Cage foi muito importante na vida e na carreira de Cunningham. Ambos tinham certa reserva ao derramado emocionalismo de Martha Graham. O coreógrafo queria descobrir o que era, de fato, o movimento, qual a autonomia da dança em relação à música. Cage, igualmente rebelde, não queria subordinar suas composições a gestos expressionistas ou apenas ilustrar piruetas. Ambos sabiam que a dança era muito mais. Queriam, enfim, trazer para o palco todas as artes, da performance à pintura, passando pelo cinema. E foi isso que fizeram. Além dos nomes já citados, Cunningham teve como colaboradores cineastas como Stan Van der Brook e Charles Atlas.
O primeiro grande colaborador visual de Cunningham foi Rauschenberg (1925-2008), que se tornou o primeiro conselheiro artístico de sua companhia em 1954, posição mantida até 1964. Em 1967, assumiu seu posto Jasper Johns, um dos principais representantes da arte pop e hoje, aos 79 anos, considerado o maior pintor vivo norte-americano. Os dois trabalharam com Cunningham justamente no período mais criativo da companhia e também o mais rico da cultura americana, que via nascer não só a arte pop como os movimentos de contracultura, o novo cinema de Scorsese, Coppola, Cassavetes e companhia.
Essa história começou, porém, no verão de 1953, quando Cunningham e Cage foram convidados para dar aulas no Black Mountain College, uma espécie de Bauhaus americana onde os professores eram arquitetos como Buckminster Fuller e pintores como Josef Albers além de outros artistas de diferentes tendências como Willem de Kooning e Rauschenberg. O clima cultural da época contribuiu. Rauschenberg levou para o palco pneus velhos, pilhas de jornais e suas "collages", obrigando os dançarinos de Cunningham a interagir com a sucata. Cage, então já fascinado pelo I Ching, convenceu Cunningham a tentar coreografias baseadas em números randômicos. O aleatório foi, então, incorporado à dança na mesma época em que Cage passou a usar os hexagramas do oráculo chinês para compor, integrando som ambiente e música.

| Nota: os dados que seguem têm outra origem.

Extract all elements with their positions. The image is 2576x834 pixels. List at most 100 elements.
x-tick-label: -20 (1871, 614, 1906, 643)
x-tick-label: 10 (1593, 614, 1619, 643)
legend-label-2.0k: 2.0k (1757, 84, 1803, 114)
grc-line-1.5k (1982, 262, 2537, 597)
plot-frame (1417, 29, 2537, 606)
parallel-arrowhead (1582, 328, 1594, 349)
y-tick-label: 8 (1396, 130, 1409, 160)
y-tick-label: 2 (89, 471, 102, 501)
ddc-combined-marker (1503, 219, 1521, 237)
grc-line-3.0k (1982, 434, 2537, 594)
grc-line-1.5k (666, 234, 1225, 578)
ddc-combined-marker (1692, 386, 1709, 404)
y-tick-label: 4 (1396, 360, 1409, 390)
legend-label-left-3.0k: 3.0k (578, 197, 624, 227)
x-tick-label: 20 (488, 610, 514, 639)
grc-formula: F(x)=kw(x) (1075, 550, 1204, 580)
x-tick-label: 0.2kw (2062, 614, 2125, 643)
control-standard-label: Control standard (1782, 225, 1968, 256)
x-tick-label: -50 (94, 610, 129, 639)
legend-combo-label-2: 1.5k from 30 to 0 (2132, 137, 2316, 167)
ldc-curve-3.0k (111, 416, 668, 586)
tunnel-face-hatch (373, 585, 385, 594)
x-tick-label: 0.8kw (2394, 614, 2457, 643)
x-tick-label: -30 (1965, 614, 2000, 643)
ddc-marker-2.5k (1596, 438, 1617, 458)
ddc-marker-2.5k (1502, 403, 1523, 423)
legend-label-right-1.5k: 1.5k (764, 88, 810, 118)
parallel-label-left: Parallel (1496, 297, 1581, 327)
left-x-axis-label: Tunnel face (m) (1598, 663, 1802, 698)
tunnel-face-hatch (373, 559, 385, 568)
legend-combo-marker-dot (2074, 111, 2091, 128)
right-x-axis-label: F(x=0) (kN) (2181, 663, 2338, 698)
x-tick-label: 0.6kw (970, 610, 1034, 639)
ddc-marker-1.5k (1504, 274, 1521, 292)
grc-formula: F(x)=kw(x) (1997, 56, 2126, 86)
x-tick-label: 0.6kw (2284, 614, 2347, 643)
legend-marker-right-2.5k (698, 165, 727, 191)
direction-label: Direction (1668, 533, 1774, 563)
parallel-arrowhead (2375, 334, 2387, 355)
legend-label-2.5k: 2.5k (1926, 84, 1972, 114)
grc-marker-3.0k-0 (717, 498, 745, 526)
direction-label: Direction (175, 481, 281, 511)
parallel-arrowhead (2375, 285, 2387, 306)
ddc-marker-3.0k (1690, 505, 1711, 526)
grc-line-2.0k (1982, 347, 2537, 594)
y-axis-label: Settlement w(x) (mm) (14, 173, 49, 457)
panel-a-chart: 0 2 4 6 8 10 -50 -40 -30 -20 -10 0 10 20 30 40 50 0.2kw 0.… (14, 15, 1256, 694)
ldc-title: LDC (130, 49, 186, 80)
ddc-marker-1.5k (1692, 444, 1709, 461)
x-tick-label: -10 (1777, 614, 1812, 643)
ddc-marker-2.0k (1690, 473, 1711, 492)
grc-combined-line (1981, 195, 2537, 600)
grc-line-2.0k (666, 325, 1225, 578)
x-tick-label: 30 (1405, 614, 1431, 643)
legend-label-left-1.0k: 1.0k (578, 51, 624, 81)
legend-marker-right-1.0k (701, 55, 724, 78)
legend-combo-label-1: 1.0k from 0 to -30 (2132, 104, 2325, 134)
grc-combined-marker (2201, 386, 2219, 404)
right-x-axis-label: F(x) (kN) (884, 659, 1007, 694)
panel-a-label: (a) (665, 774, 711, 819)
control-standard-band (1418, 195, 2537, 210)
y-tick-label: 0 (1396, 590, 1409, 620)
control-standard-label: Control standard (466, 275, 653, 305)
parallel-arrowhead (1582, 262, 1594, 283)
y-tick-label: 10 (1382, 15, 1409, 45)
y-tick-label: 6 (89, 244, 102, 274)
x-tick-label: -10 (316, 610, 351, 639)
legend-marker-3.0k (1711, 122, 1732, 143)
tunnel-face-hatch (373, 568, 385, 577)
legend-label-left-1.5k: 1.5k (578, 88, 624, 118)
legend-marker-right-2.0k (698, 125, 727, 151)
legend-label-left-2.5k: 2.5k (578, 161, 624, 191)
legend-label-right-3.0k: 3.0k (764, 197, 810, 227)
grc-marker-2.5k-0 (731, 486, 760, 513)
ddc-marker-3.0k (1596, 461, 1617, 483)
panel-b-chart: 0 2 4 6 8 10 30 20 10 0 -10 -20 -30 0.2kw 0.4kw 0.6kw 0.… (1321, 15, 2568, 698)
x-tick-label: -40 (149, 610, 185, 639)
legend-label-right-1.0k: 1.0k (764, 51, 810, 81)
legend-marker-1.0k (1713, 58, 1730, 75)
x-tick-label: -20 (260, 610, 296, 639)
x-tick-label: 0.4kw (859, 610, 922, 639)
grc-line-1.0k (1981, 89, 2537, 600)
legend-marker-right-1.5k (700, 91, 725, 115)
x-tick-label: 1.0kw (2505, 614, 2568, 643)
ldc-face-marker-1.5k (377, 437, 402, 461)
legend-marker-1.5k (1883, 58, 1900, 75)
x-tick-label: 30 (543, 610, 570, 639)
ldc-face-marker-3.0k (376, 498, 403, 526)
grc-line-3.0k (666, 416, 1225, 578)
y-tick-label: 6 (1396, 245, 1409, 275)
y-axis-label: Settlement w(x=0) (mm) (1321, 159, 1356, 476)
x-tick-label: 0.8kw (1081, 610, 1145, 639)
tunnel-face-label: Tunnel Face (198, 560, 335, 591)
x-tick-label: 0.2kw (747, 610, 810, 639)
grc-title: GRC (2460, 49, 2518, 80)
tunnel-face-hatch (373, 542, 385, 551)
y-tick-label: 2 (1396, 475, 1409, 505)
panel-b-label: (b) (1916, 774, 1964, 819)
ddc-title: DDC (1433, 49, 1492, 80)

Rauschenberg criou cenários incríveis para coreografias de Cunningham, entre eles os painéis pintados de Minutiae (1954) e um conjunto de caixas brancas para "Noturnos" (1955). Coube, porém, a Jasper Johns a tarefa de traduzir para o palco a mais difícil obra do artista conceitual Marcel Duchamp (1887-1968), o "Grande Vidro", sete gigantescas estruturas infláveis reproduzindo imagens dessa peça hoje pertencente ao Museu da Filadélfia. A obra original é constituída por dois painéis de vidros emoldurados em alumínio, em que a parte superior se contrapõe à inferior como a natureza feminina à masculina. Johns assumiu a tarefa de "traduzir" o hermético Duchamp e, dois dias antes da estreia de "Walkaround Time" (1968), quase desistiu, alegando que a estrutura iria desabar sobre os bailarinos.
Cunningham não pararia de usar infláveis. No mesmo ano viu uns travesseiros do pop Andy Warhol, que virariam a instalação de nuvens prateadas do cenário de "Rain Forest" (1968). Alguns dos travesseiros ficavam sobre o palco. Outros, enchidos com hélio, flutuavam e os bailarinos tiveram de aprender a técnica de lidar com eles sem perder a concentração nos movimentos.
Outros cenários utilizados pela companhia de dança de Cunningham viraram obras de arte disputadas pelo mercado. Os painéis de Rauschenberg usados em "Minutiae" e que eram transportados numa Kombi nas turnês pelos EUA foram parar em Paris, comprados por um colecionador na Suíça. Cunningham, irônico, riu quando soube da transação. Não parou de experimentar até a sua morte. Ontem, para azar da dança.